Needless to point out, before his assassination, MK commander and SACP leader Chris Hani tried to dismantle underground units and disarm cadres.  

He eventually got killed in the line of revolution, not with an AK-47 but with a tiny handgun in the hands of an assassin. Following the murder, the trusty old AK-47 vanished into the fog in a new democracy. 

With the advent of the Firearms Control Act of 2000 and its iterations up to 2015, civilian ownership of the firearm is outlawed, with only the SA National Defence Force, the police’s Special Task Force, and certain state actors permitted to keep it. 

Since then, the AK-47 has gone even deeper underground as a weapon of choice for urban terrorists and an ever-present companion to izinkabi’s ruinous hand. 

The rifles are still hidden in caches across provinces. 

The AK-47 resurfaces time and again in deadly taxi wars, gangland assassinations and political killings. Few rifles are ever traced.

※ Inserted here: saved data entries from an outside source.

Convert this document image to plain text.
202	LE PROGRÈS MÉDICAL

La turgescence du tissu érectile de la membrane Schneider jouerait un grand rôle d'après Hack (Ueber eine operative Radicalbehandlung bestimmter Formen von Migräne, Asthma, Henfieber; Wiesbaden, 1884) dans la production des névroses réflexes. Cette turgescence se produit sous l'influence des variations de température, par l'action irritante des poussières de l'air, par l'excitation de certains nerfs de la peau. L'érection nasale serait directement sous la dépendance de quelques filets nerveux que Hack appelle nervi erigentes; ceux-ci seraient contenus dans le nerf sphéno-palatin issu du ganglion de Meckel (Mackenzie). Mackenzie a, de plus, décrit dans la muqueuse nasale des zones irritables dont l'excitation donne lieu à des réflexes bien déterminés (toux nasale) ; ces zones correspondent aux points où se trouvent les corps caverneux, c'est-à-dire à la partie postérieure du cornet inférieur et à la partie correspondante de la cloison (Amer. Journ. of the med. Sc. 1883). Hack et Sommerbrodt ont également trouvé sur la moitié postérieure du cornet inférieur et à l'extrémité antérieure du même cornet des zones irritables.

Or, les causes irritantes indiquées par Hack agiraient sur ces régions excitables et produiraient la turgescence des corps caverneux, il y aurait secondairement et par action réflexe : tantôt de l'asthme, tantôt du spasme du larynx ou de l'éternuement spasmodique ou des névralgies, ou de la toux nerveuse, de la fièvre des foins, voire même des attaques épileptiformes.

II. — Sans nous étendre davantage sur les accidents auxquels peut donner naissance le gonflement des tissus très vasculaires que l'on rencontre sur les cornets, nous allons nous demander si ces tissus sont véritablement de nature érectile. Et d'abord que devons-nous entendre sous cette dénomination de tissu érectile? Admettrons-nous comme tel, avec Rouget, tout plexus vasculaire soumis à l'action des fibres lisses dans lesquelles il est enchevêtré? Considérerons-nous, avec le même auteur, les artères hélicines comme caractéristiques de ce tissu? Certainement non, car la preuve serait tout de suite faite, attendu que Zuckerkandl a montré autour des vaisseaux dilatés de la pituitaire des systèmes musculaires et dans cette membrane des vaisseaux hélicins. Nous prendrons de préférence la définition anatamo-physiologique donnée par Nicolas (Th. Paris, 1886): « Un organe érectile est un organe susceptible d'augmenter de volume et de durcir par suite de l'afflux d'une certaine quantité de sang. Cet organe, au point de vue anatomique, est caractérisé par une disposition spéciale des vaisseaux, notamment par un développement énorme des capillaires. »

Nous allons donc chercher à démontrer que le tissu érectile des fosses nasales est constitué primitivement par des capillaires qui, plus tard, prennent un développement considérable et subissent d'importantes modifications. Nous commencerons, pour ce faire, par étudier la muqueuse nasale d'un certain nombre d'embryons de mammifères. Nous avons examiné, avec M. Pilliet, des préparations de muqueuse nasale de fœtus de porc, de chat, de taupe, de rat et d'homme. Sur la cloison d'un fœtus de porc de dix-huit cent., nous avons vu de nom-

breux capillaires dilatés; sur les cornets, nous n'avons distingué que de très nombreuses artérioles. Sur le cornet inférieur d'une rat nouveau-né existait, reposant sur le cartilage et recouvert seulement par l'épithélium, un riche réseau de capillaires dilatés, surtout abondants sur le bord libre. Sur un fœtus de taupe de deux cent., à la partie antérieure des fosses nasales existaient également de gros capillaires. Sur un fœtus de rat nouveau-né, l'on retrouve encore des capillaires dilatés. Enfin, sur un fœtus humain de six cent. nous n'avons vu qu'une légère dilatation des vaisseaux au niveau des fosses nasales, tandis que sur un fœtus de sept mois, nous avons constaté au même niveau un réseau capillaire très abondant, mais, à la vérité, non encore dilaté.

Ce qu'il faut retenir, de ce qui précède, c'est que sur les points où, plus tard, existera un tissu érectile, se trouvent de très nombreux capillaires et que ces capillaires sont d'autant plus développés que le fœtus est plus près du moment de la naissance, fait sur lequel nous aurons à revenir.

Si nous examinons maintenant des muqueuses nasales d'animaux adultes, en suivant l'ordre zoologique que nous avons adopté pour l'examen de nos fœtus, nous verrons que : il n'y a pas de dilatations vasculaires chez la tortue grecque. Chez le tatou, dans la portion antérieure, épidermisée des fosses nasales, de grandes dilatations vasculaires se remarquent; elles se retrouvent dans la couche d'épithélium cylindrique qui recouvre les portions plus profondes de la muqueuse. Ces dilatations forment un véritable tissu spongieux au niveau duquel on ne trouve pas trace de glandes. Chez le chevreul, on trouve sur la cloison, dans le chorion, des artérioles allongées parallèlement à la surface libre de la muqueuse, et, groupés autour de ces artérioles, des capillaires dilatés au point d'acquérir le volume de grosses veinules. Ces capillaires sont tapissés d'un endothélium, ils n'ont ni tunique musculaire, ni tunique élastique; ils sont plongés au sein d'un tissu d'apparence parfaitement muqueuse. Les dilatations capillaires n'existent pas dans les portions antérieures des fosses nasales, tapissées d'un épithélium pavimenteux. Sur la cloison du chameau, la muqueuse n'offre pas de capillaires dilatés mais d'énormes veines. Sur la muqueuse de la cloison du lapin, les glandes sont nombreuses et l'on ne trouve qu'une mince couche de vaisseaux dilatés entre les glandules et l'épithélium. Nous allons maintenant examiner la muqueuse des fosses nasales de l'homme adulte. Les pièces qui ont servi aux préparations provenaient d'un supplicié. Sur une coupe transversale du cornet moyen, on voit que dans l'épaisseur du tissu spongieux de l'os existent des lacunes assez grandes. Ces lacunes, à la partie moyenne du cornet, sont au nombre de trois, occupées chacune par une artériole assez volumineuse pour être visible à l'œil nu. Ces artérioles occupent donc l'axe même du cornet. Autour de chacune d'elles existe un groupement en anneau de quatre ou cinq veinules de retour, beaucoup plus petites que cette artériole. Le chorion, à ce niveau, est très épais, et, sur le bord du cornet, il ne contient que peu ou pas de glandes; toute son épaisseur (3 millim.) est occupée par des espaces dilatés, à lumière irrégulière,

The gun becomes a ghost. 

DJ Sumbody and other public figures fell to AK-47 fire.  

Police confirmed the weapon’s role in countless hits – however, its origins remain as murky as ever. 

Meanwhile, Operation Vala Umgodi uncovers AK-47s in zama zama camps.  

In places like Carletonville and Sabie, Lesotho nationals use AKs not to sell but to dominate.  

Armed with past military training, they terrorise communities, repel police and shoot rivals with guerrilla precision.